We have an endpoint that receives incoming messages and in our database we have an incoming_messages table with a sender column. However, it is possible that sender might be null if we receive a message from an unknown source.

So, what I wanted to test was a function that counted all of the records that didn’t have a specific value for the sender column. For instance, I wanted to count all the incoming_mesages that didn’t have a sender value of “system”, meaning they’d been generated by our internal systems.

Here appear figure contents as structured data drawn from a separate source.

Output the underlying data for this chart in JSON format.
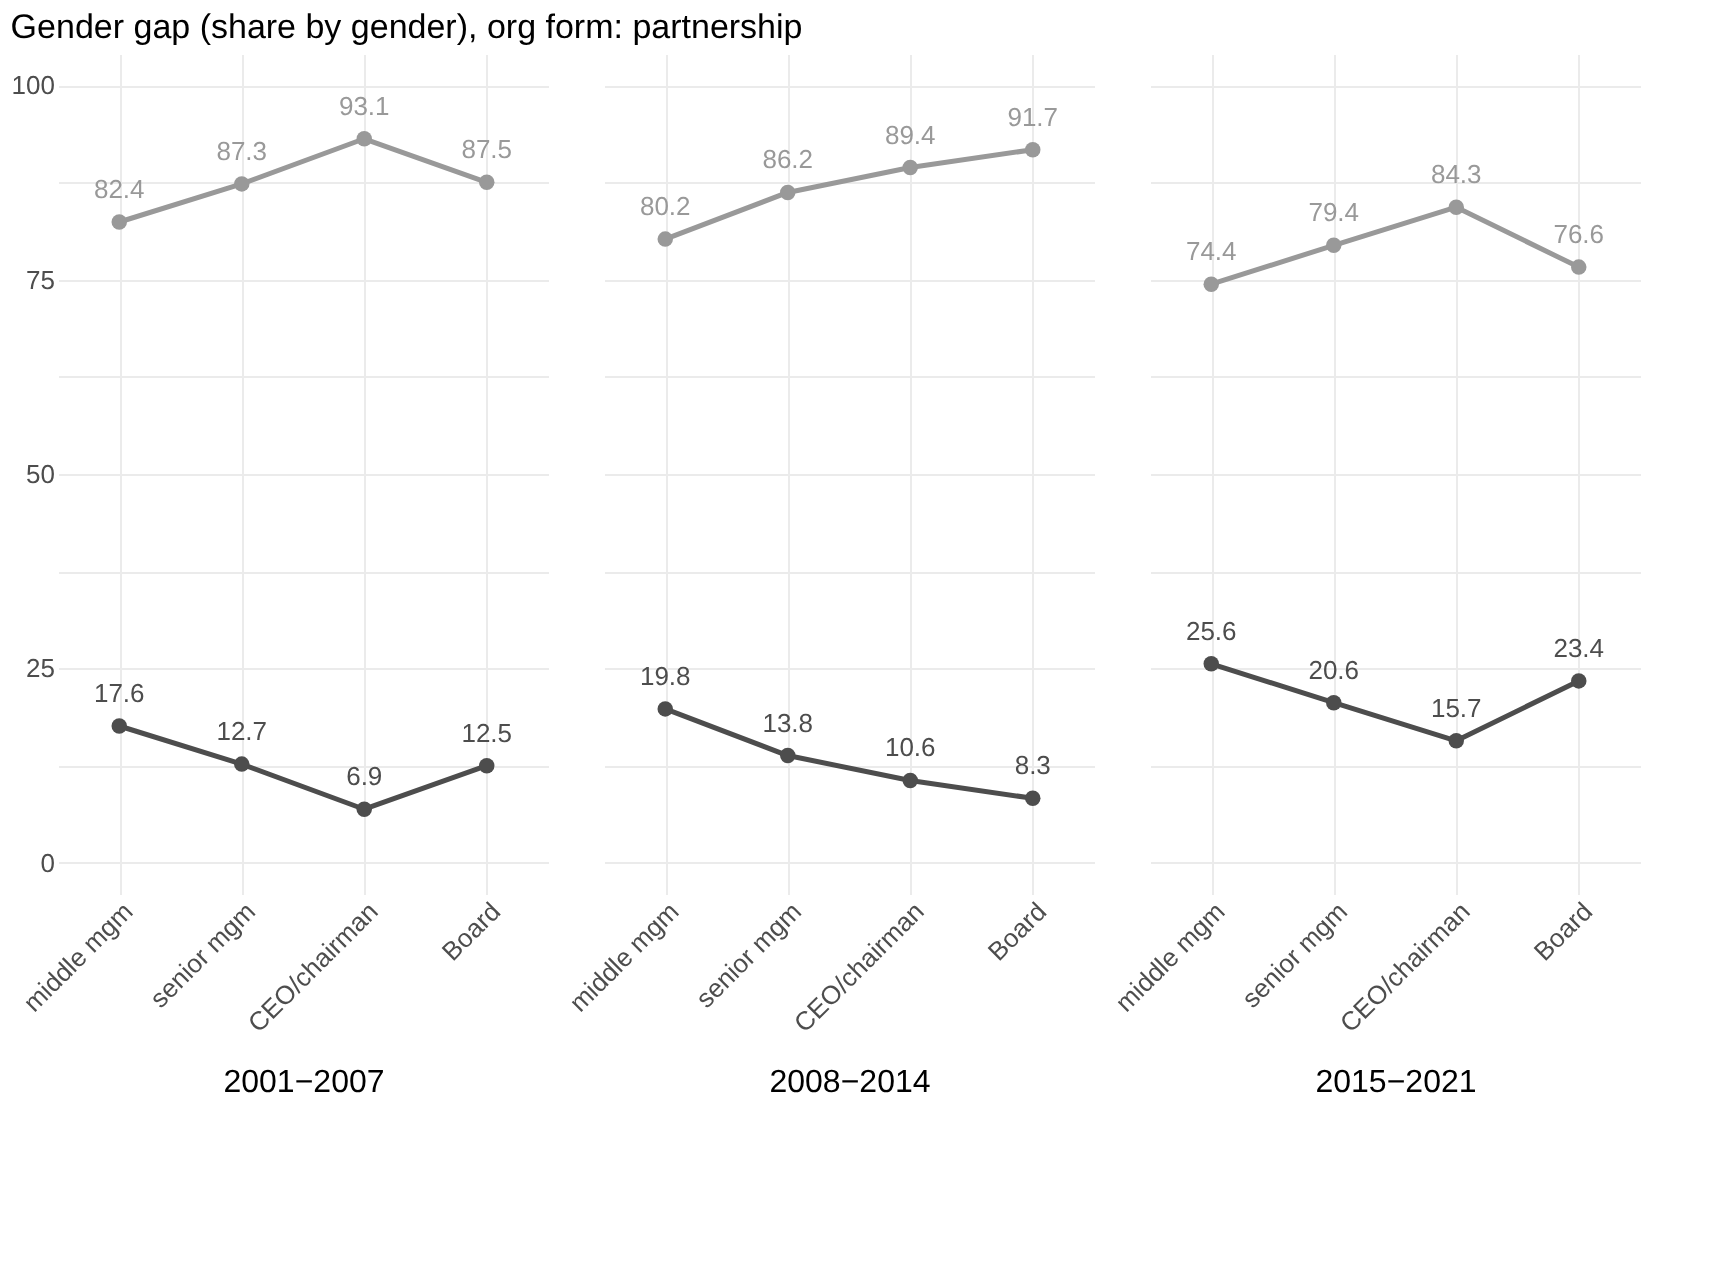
{
  "chart_data": [
    {
      "type": "line",
      "title": "Gender gap (share by gender), org form: partnership",
      "xlabel": "2001−2007",
      "categories": [
        "middle mgm",
        "senior mgm",
        "CEO/chairman",
        "Board"
      ],
      "series": [
        {
          "color": "#999999",
          "values": [
            82.4,
            87.3,
            93.1,
            87.5
          ]
        },
        {
          "color": "#4d4d4d",
          "values": [
            17.6,
            12.7,
            6.9,
            12.5
          ]
        }
      ],
      "ylim": [
        -4,
        104
      ],
      "yticks": [
        0,
        {
          "value": 12.5,
          "label": null
        },
        25,
        {
          "value": 37.5,
          "label": null
        },
        50,
        {
          "value": 62.5,
          "label": null
        },
        75,
        {
          "value": 87.5,
          "label": null
        },
        100
      ],
      "grid": true,
      "marker": "circle",
      "data_labels": true
    },
    {
      "type": "line",
      "xlabel": "2008−2014",
      "categories": [
        "middle mgm",
        "senior mgm",
        "CEO/chairman",
        "Board"
      ],
      "series": [
        {
          "color": "#999999",
          "values": [
            80.2,
            86.2,
            89.4,
            91.7
          ]
        },
        {
          "color": "#4d4d4d",
          "values": [
            19.8,
            13.8,
            10.6,
            8.3
          ]
        }
      ],
      "ylim": [
        -4,
        104
      ],
      "yticks": [
        0,
        {
          "value": 12.5,
          "label": null
        },
        25,
        {
          "value": 37.5,
          "label": null
        },
        50,
        {
          "value": 62.5,
          "label": null
        },
        75,
        {
          "value": 87.5,
          "label": null
        },
        100
      ],
      "grid": true,
      "marker": "circle",
      "data_labels": true,
      "tick_labels": "x"
    },
    {
      "type": "line",
      "xlabel": "2015−2021",
      "categories": [
        "middle mgm",
        "senior mgm",
        "CEO/chairman",
        "Board"
      ],
      "series": [
        {
          "color": "#999999",
          "values": [
            74.4,
            79.4,
            84.3,
            76.6
          ]
        },
        {
          "color": "#4d4d4d",
          "values": [
            25.6,
            20.6,
            15.7,
            23.4
          ]
        }
      ],
      "ylim": [
        -4,
        104
      ],
      "yticks": [
        0,
        {
          "value": 12.5,
          "label": null
        },
        25,
        {
          "value": 37.5,
          "label": null
        },
        50,
        {
          "value": 62.5,
          "label": null
        },
        75,
        {
          "value": 87.5,
          "label": null
        },
        100
      ],
      "grid": true,
      "marker": "circle",
      "data_labels": true,
      "tick_labels": "x"
    }
  ]
}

My function under test looked liked this:

public int nonSystemMessageCount() {  
IncomingMessage.count("sender != 'system'")
}

and my test looked like this:

IncomingMessage.create("body", "some message body", "sender", null)  
the(nonSystemMessageCount()).shouldEqual(1);

However, no matter how many times I ran the test nonSystemMessageCount() returned 0, and no matter which way we debugged and how deep we went down our ORM’s call stack- it still returned 0. One of the debugging steps that finally started to narrow it down for us was trying to create a messages set from Message.select("sender != 'system'") — which also returned an empty set.

Fortunately, while I was down in the rabbit hole my co-worker found the MySQL documentation (as well as MariaDB docs- which we use) that revealed that neither count nor select will include any record where the value is null if doing a comparison, equality, or non-equality check.

So, ultimately we considered two options:
1) add the AND IS NULL check to our SQL statement
2) just not have null values in the sender column

Since we control the interface to the DB (and this is a new feature with no production data yet) we decided that we’d rather just not deal with null. We placed both a DB constraint and model validation on IncomingMessage so that sender can never be null. If we don’t know who the sender is then we set it to “unknown”. That’s probably the best design anyway, even if it does feel a little defensive.

Although I definitely understand why null doesn’t actually count for anything in a binary world, sometimes nothing is something! In this case, all of us on the team were pretty surprised to find out that records with a null value for a column didn’t count.